„JR“ infiltriert den Orient-Express

Der französische Fotograf JR

Der Erfinder der „infiltrierenden Kunst“ hat einen Waggon des Venice Simplon-Orient-Express ausgestattet. Ist das Street-Art auf Schienen?

Eigentlich möchte er gar nicht mehr Street-Artist genannt werden: JR macht Kunst. Der französische Fotograf thematisiert mit seinen Werken die Missstände und Ungerechtigkeiten der Gesellschaft. Etwa an der US-Grenze zu Mexiko, wo er 2017 das überdimensionale Porträt eines Kindes über den Grenzzaun schauen ließ. Oder in seiner Montage mit Vertretern der Waffenlobby und Anhängern von Black Lives Matter, die 2018 auf der Titelseite des „Time“-Magazins erschien.

Der Sohn osteuropäischer und tunesischer Immigranten drehte mit Robert De Niro den Kurzfilm „Ellis“ auf der gleichnamigen Einwandererinsel vor New York.
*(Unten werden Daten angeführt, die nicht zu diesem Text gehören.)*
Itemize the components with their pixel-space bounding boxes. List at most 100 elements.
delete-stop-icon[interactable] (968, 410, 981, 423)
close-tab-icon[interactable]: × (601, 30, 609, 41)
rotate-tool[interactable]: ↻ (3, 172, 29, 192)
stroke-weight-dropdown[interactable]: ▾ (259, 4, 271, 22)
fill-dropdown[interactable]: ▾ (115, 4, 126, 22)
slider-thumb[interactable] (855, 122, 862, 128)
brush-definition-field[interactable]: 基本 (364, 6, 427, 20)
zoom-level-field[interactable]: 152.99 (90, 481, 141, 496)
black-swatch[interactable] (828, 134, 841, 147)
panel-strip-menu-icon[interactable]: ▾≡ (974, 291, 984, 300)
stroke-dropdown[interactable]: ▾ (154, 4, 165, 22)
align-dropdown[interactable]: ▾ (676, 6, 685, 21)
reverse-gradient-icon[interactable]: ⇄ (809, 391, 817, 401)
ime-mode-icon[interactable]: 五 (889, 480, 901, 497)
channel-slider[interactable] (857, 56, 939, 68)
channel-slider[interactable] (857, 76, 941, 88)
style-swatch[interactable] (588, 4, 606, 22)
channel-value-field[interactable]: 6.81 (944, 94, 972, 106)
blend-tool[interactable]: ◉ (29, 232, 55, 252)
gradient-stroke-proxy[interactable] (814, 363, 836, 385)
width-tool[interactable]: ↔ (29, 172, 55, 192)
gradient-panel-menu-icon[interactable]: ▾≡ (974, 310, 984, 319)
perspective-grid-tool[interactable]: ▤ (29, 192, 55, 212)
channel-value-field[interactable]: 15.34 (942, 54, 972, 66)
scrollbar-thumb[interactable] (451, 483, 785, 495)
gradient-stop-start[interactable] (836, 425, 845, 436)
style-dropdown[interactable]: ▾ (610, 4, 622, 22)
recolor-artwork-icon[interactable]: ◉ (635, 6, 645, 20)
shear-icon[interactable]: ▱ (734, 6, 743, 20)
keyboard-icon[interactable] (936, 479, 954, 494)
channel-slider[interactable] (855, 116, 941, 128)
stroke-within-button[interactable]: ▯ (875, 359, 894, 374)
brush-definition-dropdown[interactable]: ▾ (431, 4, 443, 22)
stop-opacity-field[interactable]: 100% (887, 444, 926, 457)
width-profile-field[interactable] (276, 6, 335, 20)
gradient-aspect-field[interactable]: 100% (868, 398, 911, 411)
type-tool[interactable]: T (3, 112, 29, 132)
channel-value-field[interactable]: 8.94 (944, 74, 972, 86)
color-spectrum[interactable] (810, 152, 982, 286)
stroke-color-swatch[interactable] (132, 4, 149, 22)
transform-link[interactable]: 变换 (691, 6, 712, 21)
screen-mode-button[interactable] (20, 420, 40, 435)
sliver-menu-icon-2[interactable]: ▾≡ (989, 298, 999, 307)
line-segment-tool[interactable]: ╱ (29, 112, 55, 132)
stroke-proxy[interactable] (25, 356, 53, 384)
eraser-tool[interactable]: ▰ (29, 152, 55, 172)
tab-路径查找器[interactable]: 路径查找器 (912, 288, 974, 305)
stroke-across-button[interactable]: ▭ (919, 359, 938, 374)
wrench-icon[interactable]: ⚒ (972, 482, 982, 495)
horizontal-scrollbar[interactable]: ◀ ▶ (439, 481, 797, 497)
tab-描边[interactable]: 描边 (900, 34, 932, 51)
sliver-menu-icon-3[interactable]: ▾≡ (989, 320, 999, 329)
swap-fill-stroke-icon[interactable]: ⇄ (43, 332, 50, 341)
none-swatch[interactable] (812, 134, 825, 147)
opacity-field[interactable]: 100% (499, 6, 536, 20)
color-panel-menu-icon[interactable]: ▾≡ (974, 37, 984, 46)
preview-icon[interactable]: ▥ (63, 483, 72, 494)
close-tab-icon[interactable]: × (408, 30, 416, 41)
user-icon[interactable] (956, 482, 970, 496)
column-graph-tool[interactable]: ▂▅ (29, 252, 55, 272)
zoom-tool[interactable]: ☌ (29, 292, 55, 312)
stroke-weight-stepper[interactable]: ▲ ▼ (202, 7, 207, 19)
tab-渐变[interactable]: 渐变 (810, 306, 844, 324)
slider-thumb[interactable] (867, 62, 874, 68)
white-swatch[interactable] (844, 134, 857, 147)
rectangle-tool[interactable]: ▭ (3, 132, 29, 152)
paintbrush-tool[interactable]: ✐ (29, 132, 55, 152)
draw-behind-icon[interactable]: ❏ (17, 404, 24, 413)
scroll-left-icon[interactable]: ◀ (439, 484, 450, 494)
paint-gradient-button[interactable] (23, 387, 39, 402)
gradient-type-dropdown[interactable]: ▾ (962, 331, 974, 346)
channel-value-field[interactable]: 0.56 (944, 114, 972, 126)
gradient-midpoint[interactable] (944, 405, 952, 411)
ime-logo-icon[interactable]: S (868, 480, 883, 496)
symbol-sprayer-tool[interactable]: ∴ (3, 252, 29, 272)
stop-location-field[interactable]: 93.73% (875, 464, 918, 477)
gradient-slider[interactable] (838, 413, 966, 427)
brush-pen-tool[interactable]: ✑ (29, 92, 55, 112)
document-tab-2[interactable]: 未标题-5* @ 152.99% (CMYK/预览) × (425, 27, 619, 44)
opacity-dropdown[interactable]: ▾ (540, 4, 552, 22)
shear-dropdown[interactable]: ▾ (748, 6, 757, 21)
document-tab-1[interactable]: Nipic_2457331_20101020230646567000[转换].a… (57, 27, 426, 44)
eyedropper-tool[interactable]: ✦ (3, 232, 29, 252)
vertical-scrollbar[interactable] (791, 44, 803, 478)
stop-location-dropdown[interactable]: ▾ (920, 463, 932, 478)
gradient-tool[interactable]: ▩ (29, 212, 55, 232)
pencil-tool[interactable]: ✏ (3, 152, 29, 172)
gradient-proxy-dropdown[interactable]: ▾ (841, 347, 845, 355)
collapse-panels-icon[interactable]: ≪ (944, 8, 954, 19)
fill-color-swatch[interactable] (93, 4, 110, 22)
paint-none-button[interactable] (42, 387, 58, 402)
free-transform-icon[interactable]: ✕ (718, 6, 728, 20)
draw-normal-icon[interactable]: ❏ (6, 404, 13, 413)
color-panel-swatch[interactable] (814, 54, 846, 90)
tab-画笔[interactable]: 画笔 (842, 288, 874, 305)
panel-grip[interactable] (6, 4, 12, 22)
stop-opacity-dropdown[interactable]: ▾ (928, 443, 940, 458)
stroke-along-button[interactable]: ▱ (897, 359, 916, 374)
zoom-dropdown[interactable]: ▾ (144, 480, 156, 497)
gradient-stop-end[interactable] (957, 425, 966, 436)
Er nutzte Ballett als Ausdrucksform und startete das Kunstprojekt „InsideOut“, in dem bis heute mehr als eine halbe Million Menschen weltweit ihr Porträt für die Plakatierung von Gebäuden zur Verfügung stellten. Ob in München, Paris, Los Angeles oder Rio de Janeiro: An vielen Orten tauchten schon die typischen schwarz-weißen Bilder auf. Sie „infiltrierten“ den öffentlichen Raum, wie JR es nennt, und regten zum Nachdenken an.

Ein Observatorium im Orient-Express

Mit Interior Design und Inneneinrichtung ist der Künstler bislang kaum in Erscheinung getreten. Darum darf Belmond stolz darauf sein, ihn für ein Projekt gewonnen zu haben. Das zur LVMH-Gruppe gehörende Unternehmen ließ einen Waggon des Venice Simplon-Orient-Express (VSOE) von JR ausstatten. Der Schlafwagen „L‘ Observatoire“ soll ab 2025 mit dem Luxuszug auf Reisen gehen.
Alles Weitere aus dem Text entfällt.